Kontroversi lain adalah kebijakan kenaikan harga bahan bakar minyak (BBM) di tengah harga minyak dunia yang turun dan dana talangan untuk korban lumpur Lapindo. “Akhir tahun pemerintah dan kabinetnya justru membuat kebijakan yang tak strategis. Ini bisa menjadi bom waktu yang akan meledak pada 2015,” sebut Sebastian.
Jerry Sumampouw melihat pemerintahan terlalu berani mengambil risiko dalam mengambil kebijakan yang tidak populis. Itu dinilainya berbeda dengan pemerintahan sebelumnya yang sangat berhati-hati dalam mengambil kebijakan yang berisiko ditentang publik.
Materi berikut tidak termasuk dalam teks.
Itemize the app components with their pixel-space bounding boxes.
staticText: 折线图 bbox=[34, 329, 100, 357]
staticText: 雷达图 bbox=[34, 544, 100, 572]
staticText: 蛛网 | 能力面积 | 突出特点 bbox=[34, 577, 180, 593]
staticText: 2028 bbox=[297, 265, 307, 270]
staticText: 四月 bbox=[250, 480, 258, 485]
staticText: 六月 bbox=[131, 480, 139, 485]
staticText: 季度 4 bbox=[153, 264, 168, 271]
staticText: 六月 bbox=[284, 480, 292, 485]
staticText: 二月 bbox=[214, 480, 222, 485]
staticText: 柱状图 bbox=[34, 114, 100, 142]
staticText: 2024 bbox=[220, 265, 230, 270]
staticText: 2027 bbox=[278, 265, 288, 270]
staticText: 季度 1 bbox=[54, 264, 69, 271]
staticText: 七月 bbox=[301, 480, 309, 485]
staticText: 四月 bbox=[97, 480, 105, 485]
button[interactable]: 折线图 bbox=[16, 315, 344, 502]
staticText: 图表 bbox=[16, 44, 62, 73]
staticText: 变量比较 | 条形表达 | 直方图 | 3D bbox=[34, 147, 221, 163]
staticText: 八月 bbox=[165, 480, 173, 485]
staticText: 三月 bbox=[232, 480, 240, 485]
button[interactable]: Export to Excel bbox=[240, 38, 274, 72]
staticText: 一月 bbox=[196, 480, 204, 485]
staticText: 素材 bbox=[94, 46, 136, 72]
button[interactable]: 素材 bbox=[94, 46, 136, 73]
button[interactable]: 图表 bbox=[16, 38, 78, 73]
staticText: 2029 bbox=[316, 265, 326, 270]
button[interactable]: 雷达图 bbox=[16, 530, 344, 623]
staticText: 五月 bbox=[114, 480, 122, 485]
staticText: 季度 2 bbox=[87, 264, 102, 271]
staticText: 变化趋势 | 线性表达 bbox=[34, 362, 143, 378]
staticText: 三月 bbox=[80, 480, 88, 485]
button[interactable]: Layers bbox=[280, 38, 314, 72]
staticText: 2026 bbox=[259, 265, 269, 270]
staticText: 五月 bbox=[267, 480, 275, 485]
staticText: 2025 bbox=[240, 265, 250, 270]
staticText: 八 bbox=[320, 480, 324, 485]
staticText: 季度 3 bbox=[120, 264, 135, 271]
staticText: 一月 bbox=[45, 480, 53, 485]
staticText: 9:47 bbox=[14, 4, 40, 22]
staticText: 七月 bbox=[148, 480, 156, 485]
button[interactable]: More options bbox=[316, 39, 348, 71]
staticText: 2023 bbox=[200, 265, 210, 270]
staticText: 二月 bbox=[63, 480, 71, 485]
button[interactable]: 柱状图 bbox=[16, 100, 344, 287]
“Presiden sebelumnya berhati- hati, tidak merekrut kabinet yang berisiko dicerca publik. Jokowi berbeda, dia berani ambil risiko dengan merekrut kabinet yang kontroversial. Pemerintah sebelumnya responsif terhadap kasus pelanggaran HAM di daerah. Ini ada kasus penembakan warga sipil di Papua tidak direspons. Entah model kepemimpinan Jokowi itu bisa bertahan atau tidak,” ungkapnya.
Jerry meminta masyarakat, termasuk pendukung Jokowi, terus mengawal dan mengkritisi kebijakan yang tidak berpihak kepada rakyat. “Jangan sampai mendukung membabi buta, jangan biarkan pemerintah membuat kebijakan yang tak prorakyat. Biar betul bekerja dan tidak sekadar pencitraan,” ucap Jerry.